Saldırı ve savunmaya dayalı kavga önce Klaus'un gelmesi daha sonra da Sia'nın durmamız için bağırmasıyla son buldu.
Elijah benim güneş ışığından kaçmak için adeta duvara sinen Kol'a yaklaşmamam adına ben de aradan çekilmesi adına her şeyi yaptık. Benim yoğunluk bileklerde olan morluklarım onunsa yüzünde yoğunlaşıp karnına yayılarak ceketinin üstünden belli eden kanı vardı.
"Sizin derdiniz ne?!"
"Bunu Nerina'ya sorup cevabı alınca bizi de aydınlat!"
Elijah'ın cevabına karşılık sinirle bir kez daha atıldım ama Klaus'un karnıma bastırdığı eli beni durdurdu. "Sen karışma."
Ne olduğunu anlamaya çalışan gözleri benimle buluşunca yerini öfkeye ve kardeşine olanların hesabını soran ifadeye bıraktı.
"Benim kardeşlerimle kavgaya tutuşuyorsan elbette karışırım! Şimdi biriniz bana mantıklı bir neden söyleyin!"
"Kardeşin üstündeki laneti kaldırmak için Sia'ı zorlamış." sesimi anlaması için sakin tuttum ama cümle ağzımdan çıktığı an ayni öfke beynime hücum etti. "Sanki daha önce yaptığı yetmemiş ve karşılığında bu laneti almamış gibi onu kara büyünün kucağına atmış!"
Klaus beni onlardan biraz daha uzaklaştırmak istese de başaramadı.
"Kol! Yaptın mı bunu?!"
Beni geçip hala sormasına sinirlenerek karnımdaki elini ittim. Onun vereceği cevaba ihtiyacım yok, gerçeği zaten kapının önünde endişeyle bana ve diğerlerine bakan Sia'nın gözlerinde görebiliyorum. Üstelik Rebekah ve Marcel'in de kuşkuyla baktığı bir gerçek.
Geri döndüğümde Kol'un hala ona baktığını görüp boşluktan yararlanarak bileğini kırdım.
"Kol!"
"Nerina! Sakinleş ve bana bırak!"
"Cezasını ben veririm!"
Aynı sinirle beni kapıya doğru itti.
"Ben yaptın.... Nerina doğru söylüyor, kurtulmak için en iyi yol Eudiksia'nın yardım etmesiydi, bir tek ondan şüphelenmezdin..."

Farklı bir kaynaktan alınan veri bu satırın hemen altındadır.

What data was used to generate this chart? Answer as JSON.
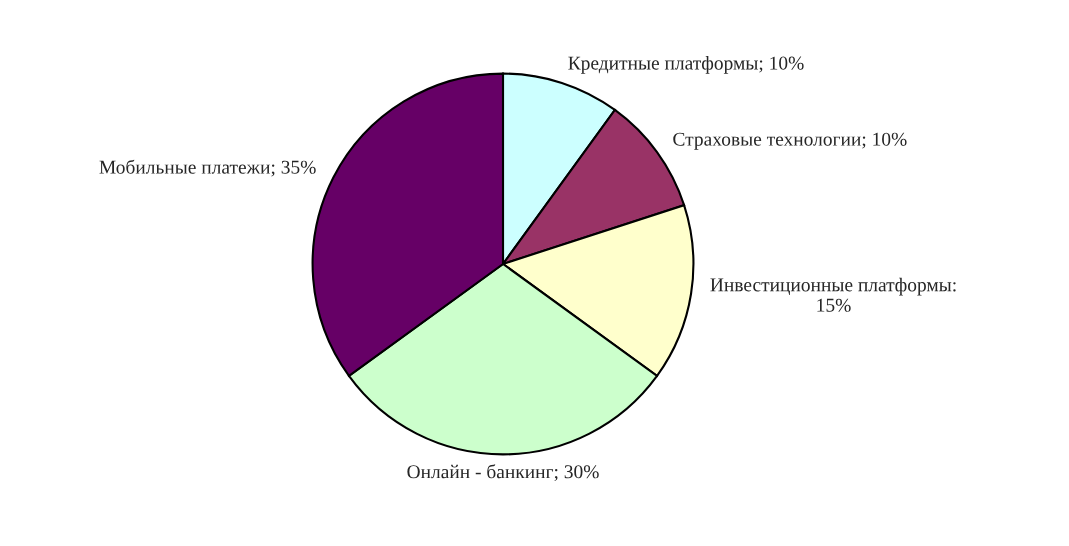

Kol'un Elijah'ı geçerek doğrudan gözlerime bakması ve Sia'nın akmaması için uğraştığı gözyaşları Klaus'u itmem için gerekli adımı arttırmıştı.
"Kol kapa çeneni! Nerina odaya çık. Sia lütfen..."
"Sakın!" Kol'u pencereye fırlatıp Klaus'un onu son anda tamamen yanmaktan kurtarmasıyla geldiğinden beri adım atmamış arkadaşımın yanına geçtim. "Sen de dahil biriniz bile onunla yalnız kalmayacak. Kol ve yaptığını destekleyen kim varsa beş dakika içinde evimi terk etsin yoksa aynı laneti hepinize yaparım."
Sızlayan bileğimi umursamadan Sia'nın elini tutup çocukların sorgularından kaçarak odasına girdim. Girdiğim gibi de sert yüzeye düştüm.
" Nerina? "
" İyiyim, sadece... "kalkmama yardım edip gücü azalmış ayaklarıma rağmen yatağına taşıdı. Geriye doğru yatarken düşündüğüm iki şey vardı. Biri Sia'nın güvenliği ikincisi yorgun düşen bedenimde uyanan kan arzusu.
....
"Nerina... Kalkabilecek misin?"
Klaus'un kısa ama fark edemediğim duygu yüklü sesi yüzünden doğrulmaya çalıştım ama aynı şekilde ağrıdan inleyerek geri yattım.
"Önce gözlerini aç."
Beynim ikinci kez komut alıp gözlerimi hafifçe açtı. Sia ve Klaus'un seslerinin aksine tepemde olmaları yüzünden irkilip bileğimden destek aldım. "Sesleriniz daha uzak geliyordu."